Não sendo pessimista por natureza, a família começou logo a tentar adaptar as suas mercearias às necessidades da Beatriz. “Tira-se o pão e as farinhas, mas o verdadeiro desafio é a contaminação cruzada”, explica, referindo-se aos alimentos ou utensílios que entram em contacto com o glúten. “E o sabor de certos alimentos processados para não terem glúten também foi um problema a resolver”, conta.
A ajuda (e inveja) dos irmãos
As mudanças do estilo de vida não foram dramáticas. Pelo menos, do ponto de vista de um adulto. Beatriz, adolescente, por vezes chorava “por não ter nada para comer”. Mas depois os irmãos foram-se adaptando, “gostavam de fazer chás e de estar quietinhos no sofá a ver filmes e a comer a comida dela. Tinham até que negociar as coisas que a Beatriz come”, ri-se Almerinda, recordando. No entanto, havia sempre certas gulodices que tinham de ser invariavelmente diferentes: os irmãos gostavam das massas antigas, com glúten.
Almerinda Nascimento confessa que, no que diz respeito ao orçamento, os custos aumentaram um pouco. Na verdade, para 2,5 vezes mais, especifica. “Uma farinha com glúten custa menos de um euro, enquanto um pacote de quantidade igual sem glúten custa cerca de cinco.” Foi um impacto bastante grande, e Almerinda alerta para o facto de, apesar de a Segurança Social fornecer um subsídio à criança em questão até aos 24 anos, é fácil cair na armadilha de gastar tudo em poucos produtos. “Imagino que para quem tenha ordenado mínimo possa ser ainda mais complicado, mas existem alimentos naturalmente sem glúten, como a carne, o peixe e os legumes.”
A educação é fundamental
E quanto aos amigos de Beatriz? Estranharam, mas, para evitar constrangimentos, a família abordou na altura a turma.

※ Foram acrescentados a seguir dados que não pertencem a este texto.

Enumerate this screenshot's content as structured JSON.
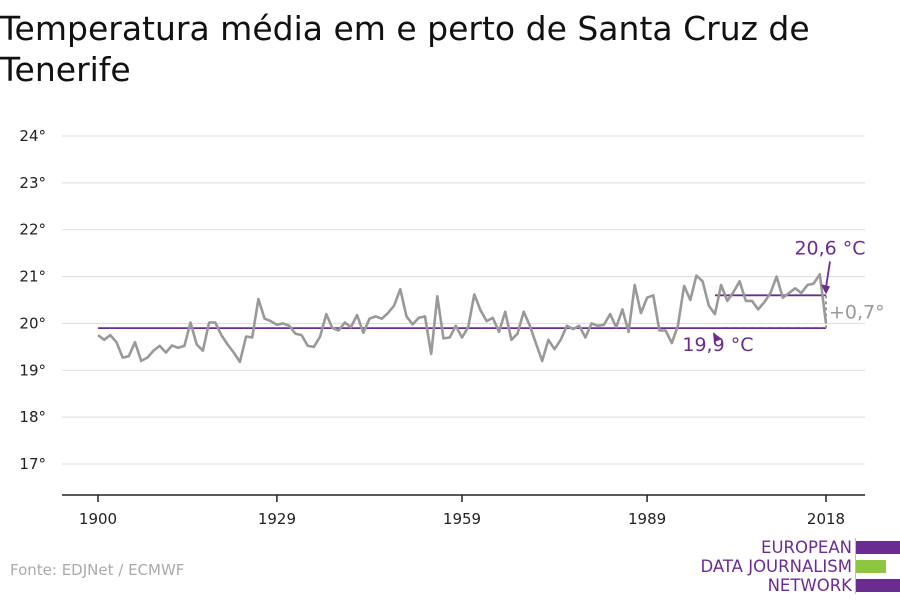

Fizeram um vídeo acerca da doença celíaca e acompanharam a apresentação com um pequeno saquinho de “gulodices” sem glúten. Os próprios amigos assumiram a responsabilidade de ter cuidado com o que a Beatriz comia – sempre que vão comprar guloseimas, verificam se estão aprovados pela APC (Associação Portuguesa de Celíacos).

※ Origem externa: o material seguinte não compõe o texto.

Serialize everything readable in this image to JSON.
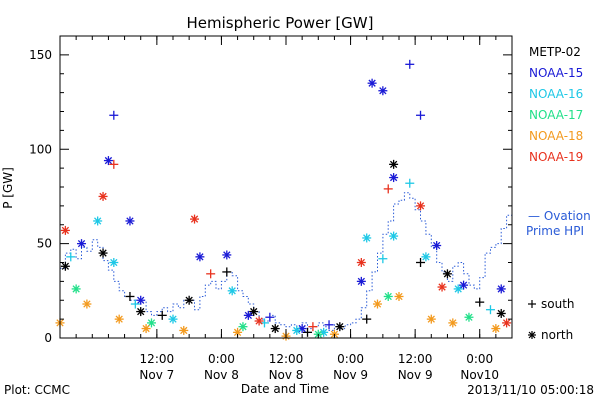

Conselhos aos pais? Almerinda aconselha a encontrar um bom gastroenterologista e um bom médico de confiança: “Na presença de um familiar com diagnóstico positivo, todos os familiares deveriam fazer análises. O meu sogro também tinha sintomas e foi diagnosticado depois da Beatriz.”
“O importante é não privar as crianças da sua vida social e não as encarar como uns coitadinhos”, salienta Almerinda. “Quando vão a uma festa de aniversário a uma hamburgueria, a minha filha ou os próprios amigos falam com alguém do restaurante para saber se usam a placa elétrica da carne para também aquecer o pão (perigo de contaminação cruzada). Ela leva a sua marmita para não incomodar ninguém, mas às vezes são os amigos os primeiros a perguntar se alguma refeição tem glúten e se existe alternativa. São de uma entreajuda e solidariedade fantásticas.”
“Os pais é que têm de encontrar soluções e estratégias. Há limitações, é certo, mas podemos adaptar-nos ou contornar. As próprias crianças aprendem a defender-se. Mas antes é preciso formá-las e informá-las, a elas e aos amigos.”